Vous appelez à passer du vide politique à un « communautarisme civique ». C’est-à-dire ?

Cela passe par le développement d’une forme d’empowerment, comme le pratiquent les Américains. Cela ne signifie pas qu’il faut arrêter de mener des politiques sociales, mais si l’on veut que celles-ci aient une certaine efficacité, il faut considérer les gens comme des acteurs. Ce n’est pas la même chose de bénéficier d’un droit social parce qu’on est vu comme un citoyen ou comme quelqu’un à qui la société accorde son assistance. D’où la nécessité de recréer dans les quartiers des formes d’action collective, de façon que les gens retrouvent une forme de pouvoir dans l’espace local et civique. D’où l’intérêt, entre autres, de développer le travail social communautaire, qui nous semble être l’une des conditions de l’efficacité du travail social individuel. Il faut fabriquer de la communauté, pas au sens communautariste mais politique du terme. Et pour cela, il faut changer le logiciel en s’appuyant sur ce triptyque : aider les femmes, qui semblent davantage mobilisables que les hommes ; fabriquer de la communauté par l’empowerment ; favoriser l’émergence de formes de militantisme politique.

Pour refonder les rapports entre l’Etat et la société civile, vous proposez d’ouvrir trois chantiers.
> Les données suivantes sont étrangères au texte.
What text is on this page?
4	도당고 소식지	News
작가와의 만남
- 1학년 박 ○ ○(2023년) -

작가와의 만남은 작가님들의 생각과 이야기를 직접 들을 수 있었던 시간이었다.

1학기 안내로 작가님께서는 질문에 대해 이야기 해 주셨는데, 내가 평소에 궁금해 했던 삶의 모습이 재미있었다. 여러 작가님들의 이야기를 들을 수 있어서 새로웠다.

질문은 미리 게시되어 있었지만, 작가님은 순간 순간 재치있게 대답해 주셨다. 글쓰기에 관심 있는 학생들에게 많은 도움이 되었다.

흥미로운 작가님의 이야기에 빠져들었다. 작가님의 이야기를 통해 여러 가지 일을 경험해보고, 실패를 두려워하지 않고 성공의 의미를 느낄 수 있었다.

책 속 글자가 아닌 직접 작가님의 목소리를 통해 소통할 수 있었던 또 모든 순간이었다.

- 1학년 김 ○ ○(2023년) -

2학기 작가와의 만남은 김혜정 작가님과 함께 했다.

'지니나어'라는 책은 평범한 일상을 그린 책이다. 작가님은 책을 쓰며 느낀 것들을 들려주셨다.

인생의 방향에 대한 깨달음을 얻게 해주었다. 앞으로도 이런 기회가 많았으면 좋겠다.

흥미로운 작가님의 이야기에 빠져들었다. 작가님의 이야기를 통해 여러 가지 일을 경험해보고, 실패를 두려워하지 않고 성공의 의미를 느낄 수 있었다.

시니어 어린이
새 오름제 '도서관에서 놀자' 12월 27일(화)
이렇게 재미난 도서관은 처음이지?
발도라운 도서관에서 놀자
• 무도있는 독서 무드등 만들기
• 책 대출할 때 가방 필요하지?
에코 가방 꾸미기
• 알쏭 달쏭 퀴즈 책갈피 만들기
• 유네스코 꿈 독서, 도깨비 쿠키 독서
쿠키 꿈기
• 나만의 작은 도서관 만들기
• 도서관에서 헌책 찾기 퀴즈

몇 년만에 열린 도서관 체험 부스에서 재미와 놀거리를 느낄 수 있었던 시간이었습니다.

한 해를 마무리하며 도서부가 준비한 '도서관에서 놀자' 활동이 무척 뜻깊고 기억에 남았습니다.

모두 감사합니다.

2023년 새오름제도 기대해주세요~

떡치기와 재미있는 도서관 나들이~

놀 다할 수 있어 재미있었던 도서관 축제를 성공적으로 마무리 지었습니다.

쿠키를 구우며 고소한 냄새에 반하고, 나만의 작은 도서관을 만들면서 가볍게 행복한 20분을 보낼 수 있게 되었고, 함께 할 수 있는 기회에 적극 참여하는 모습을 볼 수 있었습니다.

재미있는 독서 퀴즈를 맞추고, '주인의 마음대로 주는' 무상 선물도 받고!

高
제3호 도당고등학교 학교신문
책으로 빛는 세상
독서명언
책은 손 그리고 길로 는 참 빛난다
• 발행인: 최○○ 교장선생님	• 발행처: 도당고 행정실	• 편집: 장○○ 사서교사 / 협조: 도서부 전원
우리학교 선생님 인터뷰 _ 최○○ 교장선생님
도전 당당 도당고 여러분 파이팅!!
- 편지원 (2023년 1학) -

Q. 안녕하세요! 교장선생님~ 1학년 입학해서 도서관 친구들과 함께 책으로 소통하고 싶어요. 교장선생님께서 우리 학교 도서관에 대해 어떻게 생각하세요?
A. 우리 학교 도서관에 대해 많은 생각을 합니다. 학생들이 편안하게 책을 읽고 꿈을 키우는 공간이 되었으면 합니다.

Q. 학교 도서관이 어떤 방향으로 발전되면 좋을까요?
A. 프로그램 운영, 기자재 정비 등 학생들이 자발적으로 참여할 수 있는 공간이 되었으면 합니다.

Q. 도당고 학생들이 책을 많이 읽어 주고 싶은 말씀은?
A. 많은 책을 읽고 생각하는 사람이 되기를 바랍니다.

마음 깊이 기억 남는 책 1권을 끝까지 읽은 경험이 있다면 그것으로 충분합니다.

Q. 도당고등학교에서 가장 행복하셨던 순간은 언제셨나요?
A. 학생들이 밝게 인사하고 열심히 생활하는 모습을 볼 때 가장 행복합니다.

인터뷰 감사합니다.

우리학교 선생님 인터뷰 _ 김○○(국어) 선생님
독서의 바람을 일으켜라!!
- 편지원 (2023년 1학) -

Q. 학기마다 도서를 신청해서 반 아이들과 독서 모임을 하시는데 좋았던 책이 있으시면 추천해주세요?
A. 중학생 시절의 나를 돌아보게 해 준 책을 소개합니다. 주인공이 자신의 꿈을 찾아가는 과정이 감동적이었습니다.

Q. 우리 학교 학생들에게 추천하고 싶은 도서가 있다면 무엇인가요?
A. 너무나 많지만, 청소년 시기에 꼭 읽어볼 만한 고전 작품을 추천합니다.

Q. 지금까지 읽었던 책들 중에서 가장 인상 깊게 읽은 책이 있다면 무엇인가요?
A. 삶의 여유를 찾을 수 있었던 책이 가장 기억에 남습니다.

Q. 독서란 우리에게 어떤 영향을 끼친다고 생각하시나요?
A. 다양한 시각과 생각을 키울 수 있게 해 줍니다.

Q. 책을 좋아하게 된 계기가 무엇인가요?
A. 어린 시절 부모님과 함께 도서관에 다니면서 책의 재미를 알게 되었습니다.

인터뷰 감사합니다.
Lesquels ?

Au-delà de la triple orientation que j’évoquais à l’instant, nous nous sommes demandé ce qu’il était possible de faire tout de suite. Trois mesures simples pourraient avoir un impact, même si elles ne changeraient pas fondamentalement les choses. Tout d’abord, accorder le droit de vote aux immigrés non communautaires. Cela aurait un impact symbolique fort et permettrait d’ouvrir un peu l’espace politique local. Ensuite, instaurer l’obligation du récépissé lors des contrôles d’identité afin de limiter les contrôles au faciès. Les policiers auraient tout intérêt à y être favorables afin de se faciliter le travail. Enfin, nous proposons de réviser la loi de 1970 sur l’usage des produits stupéfiants. La légalisation du cannabis, en particulier, permettrait sans doute de desserrer l’emprise du trafic qui pèse extrêmement lourd sur certains quartiers.

Propos recueillis par Jérôme Vachon

Repères

Didier Lapeyronnie, sociologue, est professeur à l’université Paris-Sorbonne. Spécialiste des questions urbaines, de l’immigration et du racisme, il publie, avec Michel Kokoreff, Refaire la cité (Ed. Seuil, 2013). Il est également l’auteur de Ghettos urbains (Ed. Robert-Laffont, 2008).